In a significant stride towards sustainable construction, researchers have developed a deep learning model that could revolutionize the way geopolymer concrete (GPC) is designed and utilized, particularly in the energy sector. This innovation, led by Yang Yu from the Centre for Infrastructure Engineering and Safety at the University of New South Wales, offers a promising solution to predict the compressive strength of fly ash and slag-based GPC with remarkable accuracy.
Geopolymer concrete, a sustainable alternative to traditional Portland cement concrete, uses industrial by-products like fly ash and ground-granulated blast-furnace slag (GGBS).

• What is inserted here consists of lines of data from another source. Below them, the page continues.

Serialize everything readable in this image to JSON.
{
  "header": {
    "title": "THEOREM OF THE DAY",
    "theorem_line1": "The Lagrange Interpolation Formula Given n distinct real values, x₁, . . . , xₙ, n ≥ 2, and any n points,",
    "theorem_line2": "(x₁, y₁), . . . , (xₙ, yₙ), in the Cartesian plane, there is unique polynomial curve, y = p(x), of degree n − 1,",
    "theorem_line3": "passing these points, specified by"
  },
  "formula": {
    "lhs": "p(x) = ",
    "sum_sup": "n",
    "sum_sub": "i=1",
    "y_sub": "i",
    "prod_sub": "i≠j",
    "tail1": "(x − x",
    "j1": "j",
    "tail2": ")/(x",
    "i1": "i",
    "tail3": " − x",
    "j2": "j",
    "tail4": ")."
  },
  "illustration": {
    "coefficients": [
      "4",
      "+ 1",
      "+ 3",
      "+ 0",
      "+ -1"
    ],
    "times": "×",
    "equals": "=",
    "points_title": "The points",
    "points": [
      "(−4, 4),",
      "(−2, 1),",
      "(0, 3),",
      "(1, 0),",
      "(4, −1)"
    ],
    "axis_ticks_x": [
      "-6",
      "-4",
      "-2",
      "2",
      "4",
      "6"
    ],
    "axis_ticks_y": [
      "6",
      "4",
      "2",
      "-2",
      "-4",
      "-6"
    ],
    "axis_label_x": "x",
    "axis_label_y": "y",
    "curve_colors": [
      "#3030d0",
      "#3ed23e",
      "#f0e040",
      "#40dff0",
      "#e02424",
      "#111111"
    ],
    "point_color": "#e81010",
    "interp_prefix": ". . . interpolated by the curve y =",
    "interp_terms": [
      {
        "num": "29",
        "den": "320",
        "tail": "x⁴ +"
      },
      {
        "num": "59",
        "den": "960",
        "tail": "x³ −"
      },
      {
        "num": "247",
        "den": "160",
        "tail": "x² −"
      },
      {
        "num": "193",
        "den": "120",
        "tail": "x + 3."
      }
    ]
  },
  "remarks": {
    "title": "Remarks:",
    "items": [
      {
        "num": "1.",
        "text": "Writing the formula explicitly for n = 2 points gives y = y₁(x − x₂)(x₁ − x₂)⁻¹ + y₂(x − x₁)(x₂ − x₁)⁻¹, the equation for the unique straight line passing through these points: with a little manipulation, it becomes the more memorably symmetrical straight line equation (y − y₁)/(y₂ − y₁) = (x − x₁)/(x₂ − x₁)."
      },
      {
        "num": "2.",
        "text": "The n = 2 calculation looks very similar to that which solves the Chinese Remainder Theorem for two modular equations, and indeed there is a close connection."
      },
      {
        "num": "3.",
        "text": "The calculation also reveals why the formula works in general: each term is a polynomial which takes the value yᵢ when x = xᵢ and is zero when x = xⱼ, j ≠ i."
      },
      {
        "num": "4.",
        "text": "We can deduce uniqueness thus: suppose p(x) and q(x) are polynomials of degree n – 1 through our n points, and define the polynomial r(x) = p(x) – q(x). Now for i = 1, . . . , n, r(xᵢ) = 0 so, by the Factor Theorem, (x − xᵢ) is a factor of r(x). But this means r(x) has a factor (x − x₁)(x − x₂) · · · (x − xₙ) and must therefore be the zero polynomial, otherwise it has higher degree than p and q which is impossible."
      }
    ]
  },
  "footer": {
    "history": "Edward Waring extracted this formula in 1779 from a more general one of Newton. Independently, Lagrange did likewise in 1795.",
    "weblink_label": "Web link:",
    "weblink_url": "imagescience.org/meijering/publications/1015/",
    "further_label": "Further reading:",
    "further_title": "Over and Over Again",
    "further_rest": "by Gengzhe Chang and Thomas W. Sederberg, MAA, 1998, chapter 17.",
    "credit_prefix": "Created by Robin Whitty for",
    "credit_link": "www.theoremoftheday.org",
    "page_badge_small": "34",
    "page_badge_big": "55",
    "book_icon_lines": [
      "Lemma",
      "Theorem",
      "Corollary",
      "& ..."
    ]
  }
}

However, optimizing its compressive strength has traditionally required extensive and costly experimental trials. Yu’s research introduces a deep learning model based on convolutional neural networks (CNN) that integrates key mix parameters and chemical compositions, making it chemistry-informed.
“The model not only predicts the compressive strength but also identifies the most influential factors affecting it,” Yu explained. “This level of insight is crucial for optimizing the mix design and performance evaluation of GPC.”
The model’s architecture includes two convolution layers, global max-pooling, and two fully connected layers, with 11 input variables and a single output for compressive strength prediction. To enhance accuracy, the enhanced bat algorithm (EBA) was used for metaparameter tuning. The results were impressive, with the EBA-optimised CNN outperforming traditional learning models like support vector machine (SVM), extreme gradient boosting (XGBoost), and artificial neural networks (ANN). The model achieved R2 values of 0.997 for training and 0.978 for testing.
“This research demonstrates the potential of deep learning techniques in the construction industry,” said Yu. “By providing a cost-effective and accurate solution for predicting the strength of GPC, we can significantly reduce the time and resources required for mix design and performance evaluation.”
The study, published in the journal ‘Developments in the Built Environment’ (translated as ‘建筑环境发展’), highlights the importance of integrating advanced technologies in sustainable construction practices. The Shapley additive explanations (SHAP) method was used to interpret the model, identifying the Na2O to binder ratio and curing age as the most influential factors on compressive strength.
As the energy sector increasingly focuses on sustainability and reducing carbon footprints, the adoption of geopolymer concrete is expected to grow. This research provides a robust tool for optimizing GPC, making it a more viable and attractive option for large-scale construction projects. By leveraging deep learning and advanced algorithms, the construction industry can achieve greater efficiency, cost savings, and environmental benefits.
“This is just the beginning,” Yu added. “As we continue to refine and expand the model, we anticipate even greater advancements in the field of sustainable construction.” The implications of this research extend beyond the construction industry, offering valuable insights for researchers, engineers, and policymakers working towards a more sustainable future.